Ministério Público classificou como perseguição religiosa a campanha para afastar a médium de eventos espíritas. Em 2024, ocorrência policial já registrava a ameaça de Guilherme Velho de “levá-la ao Fantástico”. Dois anos depois, a reportagem foi ao ar, e quem acompanha Maira passou a ser tratado como “milícia digital”.

Nos últimos meses, a médium e a Casa da Caridade Inácio Daniel foram apresentadas ao país como caso encerrado. O portal Metrópoles falou em “milícia digital”. O Fantástico exibiu acusações ainda sob apuração como se fossem conclusões. Voluntários, frequentadores e mães enlutadas viraram “horda”, “séquito feroz” e “tropa de choque virtual”.

A desproporção salta aos olhos. As acusações partem de um grupo restrito de ex-voluntários e antigos frequentadores, que dizem não ter reconhecido o conteúdo de cartas ou mensagens recebidas. Do outro lado estão milhares de pessoas atendidas ao longo dos anos pela Casa da Caridade, que seguem apoiando Maira e reconhecem o trabalho social da instituição. Foi esse grupo majoritário, e não os acusadores, que passou a ser tratado como integrante de uma organização criminosa. É esse o massacre midiático que os espiritualistas ligados a Maira vêm sofrendo: não se discute mais o que elas acreditam, mas se elas têm o direito de acreditar sem serem rotuladas.

É preciso ser justo: não é toda a imprensa. Outros veículos, como a RedeTV!, e diversos canais têm noticiado o outro lado e aberto espaço para Maira se defender. O problema está em um setor específico da mídia, justamente o de maior alcance, que escolheu contar apenas metade da história.
Uma disputa que começou muito antes das manchetes
O que essa cobertura omite é que essa história não nasceu nas redações. Ela tem nome, data e processo.

Documentos, áudios e depoimentos reunidos no processo nº 0710534-11.2024.8.07.0014, hoje em fase de recurso no Tribunal de Justiça do Distrito Federal e dos Territórios, descrevem uma campanha organizada, iniciada anos atrás, para impedir que Maira fosse recebida em congressos, palestras, programas e centros espíritas.

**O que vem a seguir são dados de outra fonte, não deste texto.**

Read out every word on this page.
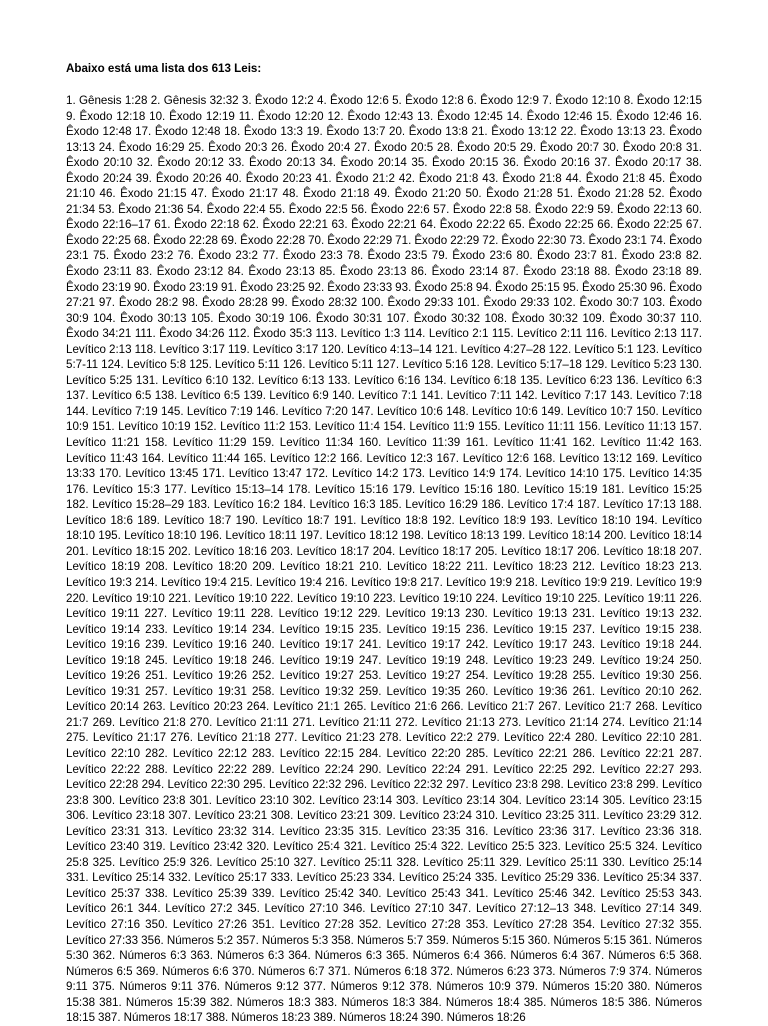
Abaixo está uma lista dos 613 Leis:
1. Gênesis 1:28 2. Gênesis 32:32 3. Êxodo 12:2 4. Êxodo 12:6 5. Êxodo 12:8 6. Êxodo 12:9 7. Êxodo 12:10 8. Êxodo 12:15 9. Êxodo 12:18 10. Êxodo 12:19 11. Êxodo 12:20 12. Êxodo 12:43 13. Êxodo 12:45 14. Êxodo 12:46 15. Êxodo 12:46 16. Êxodo 12:48 17. Êxodo 12:48 18. Êxodo 13:3 19. Êxodo 13:7 20. Êxodo 13:8 21. Êxodo 13:12 22. Êxodo 13:13 23. Êxodo 13:13 24. Êxodo 16:29 25. Êxodo 20:3 26. Êxodo 20:4 27. Êxodo 20:5 28. Êxodo 20:5 29. Êxodo 20:7 30. Êxodo 20:8 31. Êxodo 20:10 32. Êxodo 20:12 33. Êxodo 20:13 34. Êxodo 20:14 35. Êxodo 20:15 36. Êxodo 20:16 37. Êxodo 20:17 38. Êxodo 20:24 39. Êxodo 20:26 40. Êxodo 20:23 41. Êxodo 21:2 42. Êxodo 21:8 43. Êxodo 21:8 44. Êxodo 21:8 45. Êxodo 21:10 46. Êxodo 21:15 47. Êxodo 21:17 48. Êxodo 21:18 49. Êxodo 21:20 50. Êxodo 21:28 51. Êxodo 21:28 52. Êxodo 21:34 53. Êxodo 21:36 54. Êxodo 22:4 55. Êxodo 22:5 56. Êxodo 22:6 57. Êxodo 22:8 58. Êxodo 22:9 59. Êxodo 22:13 60. Êxodo 22:16–17 61. Êxodo 22:18 62. Êxodo 22:21 63. Êxodo 22:21 64. Êxodo 22:22 65. Êxodo 22:25 66. Êxodo 22:25 67. Êxodo 22:25 68. Êxodo 22:28 69. Êxodo 22:28 70. Êxodo 22:29 71. Êxodo 22:29 72. Êxodo 22:30 73. Êxodo 23:1 74. Êxodo 23:1 75. Êxodo 23:2 76. Êxodo 23:2 77. Êxodo 23:3 78. Êxodo 23:5 79. Êxodo 23:6 80. Êxodo 23:7 81. Êxodo 23:8 82. Êxodo 23:11 83. Êxodo 23:12 84. Êxodo 23:13 85. Êxodo 23:13 86. Êxodo 23:14 87. Êxodo 23:18 88. Êxodo 23:18 89. Êxodo 23:19 90. Êxodo 23:19 91. Êxodo 23:25 92. Êxodo 23:33 93. Êxodo 25:8 94. Êxodo 25:15 95. Êxodo 25:30 96. Êxodo 27:21 97. Êxodo 28:2 98. Êxodo 28:28 99. Êxodo 28:32 100. Êxodo 29:33 101. Êxodo 29:33 102. Êxodo 30:7 103. Êxodo 30:9 104. Êxodo 30:13 105. Êxodo 30:19 106. Êxodo 30:31 107. Êxodo 30:32 108. Êxodo 30:32 109. Êxodo 30:37 110. Êxodo 34:21 111. Êxodo 34:26 112. Êxodo 35:3 113. Levítico 1:3 114. Levítico 2:1 115. Levítico 2:11 116. Levítico 2:13 117. Levítico 2:13 118. Levítico 3:17 119. Levítico 3:17 120. Levítico 4:13–14 121. Levítico 4:27–28 122. Levítico 5:1 123. Levítico 5:7-11 124. Levítico 5:8 125. Levítico 5:11 126. Levítico 5:11 127. Levítico 5:16 128. Levítico 5:17–18 129. Levítico 5:23 130. Levítico 5:25 131. Levítico 6:10 132. Levítico 6:13 133. Levítico 6:16 134. Levítico 6:18 135. Levítico 6:23 136. Levítico 6:3 137. Levítico 6:5 138. Levítico 6:5 139. Levítico 6:9 140. Levítico 7:1 141. Levítico 7:11 142. Levítico 7:17 143. Levítico 7:18 144. Levítico 7:19 145. Levítico 7:19 146. Levítico 7:20 147. Levítico 10:6 148. Levítico 10:6 149. Levítico 10:7 150. Levítico 10:9 151. Levítico 10:19 152. Levítico 11:2 153. Levítico 11:4 154. Levítico 11:9 155. Levítico 11:11 156. Levítico 11:13 157. Levítico 11:21 158. Levítico 11:29 159. Levítico 11:34 160. Levítico 11:39 161. Levítico 11:41 162. Levítico 11:42 163. Levítico 11:43 164. Levítico 11:44 165. Levítico 12:2 166. Levítico 12:3 167. Levítico 12:6 168. Levítico 13:12 169. Levítico 13:33 170. Levítico 13:45 171. Levítico 13:47 172. Levítico 14:2 173. Levítico 14:9 174. Levítico 14:10 175. Levítico 14:35 176. Levítico 15:3 177. Levítico 15:13–14 178. Levítico 15:16 179. Levítico 15:16 180. Levítico 15:19 181. Levítico 15:25 182. Levítico 15:28–29 183. Levítico 16:2 184. Levítico 16:3 185. Levítico 16:29 186. Levítico 17:4 187. Levítico 17:13 188. Levítico 18:6 189. Levítico 18:7 190. Levítico 18:7 191. Levítico 18:8 192. Levítico 18:9 193. Levítico 18:10 194. Levítico 18:10 195. Levítico 18:10 196. Levítico 18:11 197. Levítico 18:12 198. Levítico 18:13 199. Levítico 18:14 200. Levítico 18:14 201. Levítico 18:15 202. Levítico 18:16 203. Levítico 18:17 204. Levítico 18:17 205. Levítico 18:17 206. Levítico 18:18 207. Levítico 18:19 208. Levítico 18:20 209. Levítico 18:21 210. Levítico 18:22 211. Levítico 18:23 212. Levítico 18:23 213. Levítico 19:3 214. Levítico 19:4 215. Levítico 19:4 216. Levítico 19:8 217. Levítico 19:9 218. Levítico 19:9 219. Levítico 19:9 220. Levítico 19:10 221. Levítico 19:10 222. Levítico 19:10 223. Levítico 19:10 224. Levítico 19:10 225. Levítico 19:11 226. Levítico 19:11 227. Levítico 19:11 228. Levítico 19:12 229. Levítico 19:13 230. Levítico 19:13 231. Levítico 19:13 232. Levítico 19:14 233. Levítico 19:14 234. Levítico 19:15 235. Levítico 19:15 236. Levítico 19:15 237. Levítico 19:15 238. Levítico 19:16 239. Levítico 19:16 240. Levítico 19:17 241. Levítico 19:17 242. Levítico 19:17 243. Levítico 19:18 244. Levítico 19:18 245. Levítico 19:18 246. Levítico 19:19 247. Levítico 19:19 248. Levítico 19:23 249. Levítico 19:24 250. Levítico 19:26 251. Levítico 19:26 252. Levítico 19:27 253. Levítico 19:27 254. Levítico 19:28 255. Levítico 19:30 256. Levítico 19:31 257. Levítico 19:31 258. Levítico 19:32 259. Levítico 19:35 260. Levítico 19:36 261. Levítico 20:10 262. Levítico 20:14 263. Levítico 20:23 264. Levítico 21:1 265. Levítico 21:6 266. Levítico 21:7 267. Levítico 21:7 268. Levítico 21:7 269. Levítico 21:8 270. Levítico 21:11 271. Levítico 21:11 272. Levítico 21:13 273. Levítico 21:14 274. Levítico 21:14 275. Levítico 21:17 276. Levítico 21:18 277. Levítico 21:23 278. Levítico 22:2 279. Levítico 22:4 280. Levítico 22:10 281. Levítico 22:10 282. Levítico 22:12 283. Levítico 22:15 284. Levítico 22:20 285. Levítico 22:21 286. Levítico 22:21 287. Levítico 22:22 288. Levítico 22:22 289. Levítico 22:24 290. Levítico 22:24 291. Levítico 22:25 292. Levítico 22:27 293. Levítico 22:28 294. Levítico 22:30 295. Levítico 22:32 296. Levítico 22:32 297. Levítico 23:8 298. Levítico 23:8 299. Levítico 23:8 300. Levítico 23:8 301. Levítico 23:10 302. Levítico 23:14 303. Levítico 23:14 304. Levítico 23:14 305. Levítico 23:15 306. Levítico 23:18 307. Levítico 23:21 308. Levítico 23:21 309. Levítico 23:24 310. Levítico 23:25 311. Levítico 23:29 312. Levítico 23:31 313. Levítico 23:32 314. Levítico 23:35 315. Levítico 23:35 316. Levítico 23:36 317. Levítico 23:36 318. Levítico 23:40 319. Levítico 23:42 320. Levítico 25:4 321. Levítico 25:4 322. Levítico 25:5 323. Levítico 25:5 324. Levítico 25:8 325. Levítico 25:9 326. Levítico 25:10 327. Levítico 25:11 328. Levítico 25:11 329. Levítico 25:11 330. Levítico 25:14 331. Levítico 25:14 332. Levítico 25:17 333. Levítico 25:23 334. Levítico 25:24 335. Levítico 25:29 336. Levítico 25:34 337. Levítico 25:37 338. Levítico 25:39 339. Levítico 25:42 340. Levítico 25:43 341. Levítico 25:46 342. Levítico 25:53 343. Levítico 26:1 344. Levítico 27:2 345. Levítico 27:10 346. Levítico 27:10 347. Levítico 27:12–13 348. Levítico 27:14 349. Levítico 27:16 350. Levítico 27:26 351. Levítico 27:28 352. Levítico 27:28 353. Levítico 27:28 354. Levítico 27:32 355. Levítico 27:33 356. Números 5:2 357. Números 5:3 358. Números 5:7 359. Números 5:15 360. Números 5:15 361. Números 5:30 362. Números 6:3 363. Números 6:3 364. Números 6:3 365. Números 6:4 366. Números 6:4 367. Números 6:5 368. Números 6:5 369. Números 6:6 370. Números 6:7 371. Números 6:18 372. Números 6:23 373. Números 7:9 374. Números 9:11 375. Números 9:11 376. Números 9:12 377. Números 9:12 378. Números 10:9 379. Números 15:20 380. Números 15:38 381. Números 15:39 382. Números 18:3 383. Números 18:3 384. Números 18:4 385. Números 18:5 386. Números 18:15 387. Números 18:17 388. Números 18:23 389. Números 18:24 390. Números 18:26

No centro dessa campanha aparece Guilherme Velho, pesquisador espírita ligado à Federação Espírita Brasileira, a FEB, e uma das vozes mais ativas na contestação pública da mediunidade de Maira.

Segundo testemunhas ouvidas no processo, ele procurou dirigentes para colher assinaturas em abaixo-assinado contra Maira Rocha e Fernando Ben. Pressionou organizadores de eventos. Um dirigente de centro espírita em Santarém, Portugal, relatou ter recebido, de número atribuído a Guilherme Velho, mensagem pedindo que a médium não fosse recebida, com a afirmação de que ela teria saído “fugida” do Brasil e a menção a supostas denúncias na Federação Espírita do Distrito Federal, a FEDEF.

Em 19 de agosto de 2026, a 1ª Procuradoria de Justiça Criminal do Ministério Público do Distrito Federal e Territórios analisou esse conjunto e opinou pela condenação dos acusados. O parecer afirma que as condutas ultrapassaram a mera divergência doutrinária e que os acusados teriam atuado como “inquisidores modernos” dentro do próprio espiritismo.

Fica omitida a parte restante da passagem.